Przycupnięta na krawędzi ostatniego stopnia Fea Flisyon nie odrywała wzroku od migoczących na nabrzeżu światełek. Wąska twarz Zaraźnicy i opasujący czoło kryształowy diadem świeciły w mroku tak mocno, że wkrótce Szarka musiała odwrócić wzrok. Dostrzegła jednak, że z lewej, kurczowo zaciśniętej na naszyjniku ręki bogini wyrastało sześć palców.
Za drobną, rozświetloną postacią otwierała się szczelina. Po wyspie krążyła pogłoska, że bogini trzyma w pieczarach niezmierne skarby i wielu kusiło się je odnaleźć. Żaden nie wrócił.
– Olśniewające miasto, prawda? – spytała z drwiną Zaraźnica.

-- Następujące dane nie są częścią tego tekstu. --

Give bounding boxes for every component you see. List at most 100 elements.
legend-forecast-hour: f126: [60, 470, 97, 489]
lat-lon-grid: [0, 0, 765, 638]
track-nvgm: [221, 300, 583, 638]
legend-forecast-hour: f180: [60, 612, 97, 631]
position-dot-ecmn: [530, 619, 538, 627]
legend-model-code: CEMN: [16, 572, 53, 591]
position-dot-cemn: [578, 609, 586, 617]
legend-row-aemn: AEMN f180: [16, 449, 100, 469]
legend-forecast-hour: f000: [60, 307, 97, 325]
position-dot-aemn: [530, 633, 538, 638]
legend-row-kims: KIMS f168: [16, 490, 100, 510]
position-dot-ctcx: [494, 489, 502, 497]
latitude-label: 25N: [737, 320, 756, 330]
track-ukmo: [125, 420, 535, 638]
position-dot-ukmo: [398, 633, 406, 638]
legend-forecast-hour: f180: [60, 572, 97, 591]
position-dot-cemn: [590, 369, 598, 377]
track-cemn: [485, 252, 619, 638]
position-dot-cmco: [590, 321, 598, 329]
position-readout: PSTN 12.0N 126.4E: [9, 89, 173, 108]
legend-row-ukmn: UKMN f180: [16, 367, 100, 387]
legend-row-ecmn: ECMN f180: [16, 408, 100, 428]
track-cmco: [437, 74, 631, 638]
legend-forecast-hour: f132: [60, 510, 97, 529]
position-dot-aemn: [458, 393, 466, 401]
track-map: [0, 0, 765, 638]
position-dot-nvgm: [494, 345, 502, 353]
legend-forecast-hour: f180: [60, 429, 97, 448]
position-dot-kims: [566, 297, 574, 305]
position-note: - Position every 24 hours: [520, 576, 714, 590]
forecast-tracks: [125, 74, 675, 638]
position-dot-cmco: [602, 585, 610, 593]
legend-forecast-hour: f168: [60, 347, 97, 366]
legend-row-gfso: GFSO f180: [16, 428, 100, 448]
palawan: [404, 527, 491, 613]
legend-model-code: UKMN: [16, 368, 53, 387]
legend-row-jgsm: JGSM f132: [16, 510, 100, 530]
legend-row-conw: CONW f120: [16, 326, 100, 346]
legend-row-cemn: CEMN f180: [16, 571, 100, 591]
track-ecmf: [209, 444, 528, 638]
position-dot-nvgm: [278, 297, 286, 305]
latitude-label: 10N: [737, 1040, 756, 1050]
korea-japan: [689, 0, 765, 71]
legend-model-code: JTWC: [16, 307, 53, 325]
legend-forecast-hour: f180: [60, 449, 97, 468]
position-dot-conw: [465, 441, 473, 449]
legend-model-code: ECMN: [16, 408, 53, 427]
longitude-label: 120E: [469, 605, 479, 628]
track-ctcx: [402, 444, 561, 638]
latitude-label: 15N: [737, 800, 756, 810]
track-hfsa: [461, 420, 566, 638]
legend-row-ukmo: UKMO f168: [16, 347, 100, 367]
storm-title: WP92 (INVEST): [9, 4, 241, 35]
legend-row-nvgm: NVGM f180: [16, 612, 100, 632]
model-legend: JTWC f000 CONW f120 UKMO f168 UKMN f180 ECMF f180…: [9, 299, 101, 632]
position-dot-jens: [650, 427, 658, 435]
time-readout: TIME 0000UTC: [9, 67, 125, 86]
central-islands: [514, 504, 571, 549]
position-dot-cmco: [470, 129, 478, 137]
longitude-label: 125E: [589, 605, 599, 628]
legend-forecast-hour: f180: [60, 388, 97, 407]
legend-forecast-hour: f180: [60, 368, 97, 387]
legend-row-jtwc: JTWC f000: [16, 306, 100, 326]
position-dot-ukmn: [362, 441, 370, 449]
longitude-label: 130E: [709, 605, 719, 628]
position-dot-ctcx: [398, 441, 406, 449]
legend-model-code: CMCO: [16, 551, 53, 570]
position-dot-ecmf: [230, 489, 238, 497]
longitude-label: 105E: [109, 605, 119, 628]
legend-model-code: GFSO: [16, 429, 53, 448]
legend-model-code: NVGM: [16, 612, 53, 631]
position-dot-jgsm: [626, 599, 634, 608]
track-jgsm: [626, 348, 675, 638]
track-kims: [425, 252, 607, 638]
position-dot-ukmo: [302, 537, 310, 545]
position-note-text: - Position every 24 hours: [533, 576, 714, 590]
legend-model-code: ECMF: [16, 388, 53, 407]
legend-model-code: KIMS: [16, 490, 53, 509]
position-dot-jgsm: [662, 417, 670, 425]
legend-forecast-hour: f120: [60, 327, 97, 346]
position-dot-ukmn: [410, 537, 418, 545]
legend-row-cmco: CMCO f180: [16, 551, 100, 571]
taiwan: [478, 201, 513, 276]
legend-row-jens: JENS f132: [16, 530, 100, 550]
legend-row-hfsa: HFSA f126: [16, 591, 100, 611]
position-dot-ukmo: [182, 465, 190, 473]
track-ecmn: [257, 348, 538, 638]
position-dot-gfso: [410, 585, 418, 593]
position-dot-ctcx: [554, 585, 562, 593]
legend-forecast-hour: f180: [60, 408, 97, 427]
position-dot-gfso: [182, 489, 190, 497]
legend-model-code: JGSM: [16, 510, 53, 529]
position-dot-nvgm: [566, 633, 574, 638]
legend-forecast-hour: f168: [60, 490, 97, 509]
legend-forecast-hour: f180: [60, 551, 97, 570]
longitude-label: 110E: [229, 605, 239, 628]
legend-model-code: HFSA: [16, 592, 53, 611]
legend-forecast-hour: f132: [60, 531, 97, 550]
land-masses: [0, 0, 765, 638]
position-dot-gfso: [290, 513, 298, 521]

– Największe spośród tych, które widziałam – przytaknęła Szarka, lecz bogini już odwróciła się ku wejściu do jaskiń.
Szarka zawahała się, patrząc, jak tamta z wolna pogrąża się i ginie w ciemnych trzewiach góry. W dole miasto szumiało setką przyciszonych głosów, zaś kroki Fei Flisyon chrzęściły wśród lodu, coraz dalej i coraz ciszej. Szarka jeszcze raz obejrzała się za siebie i ostrożnie weszła w podziemia, w ślad za odległym blaskiem bogini.
Wewnątrz góry panowała cisza, mącona jedynie monotonnym pluskiem kropel spadających w rumowisko skał i wielkich kryształowych obłamów.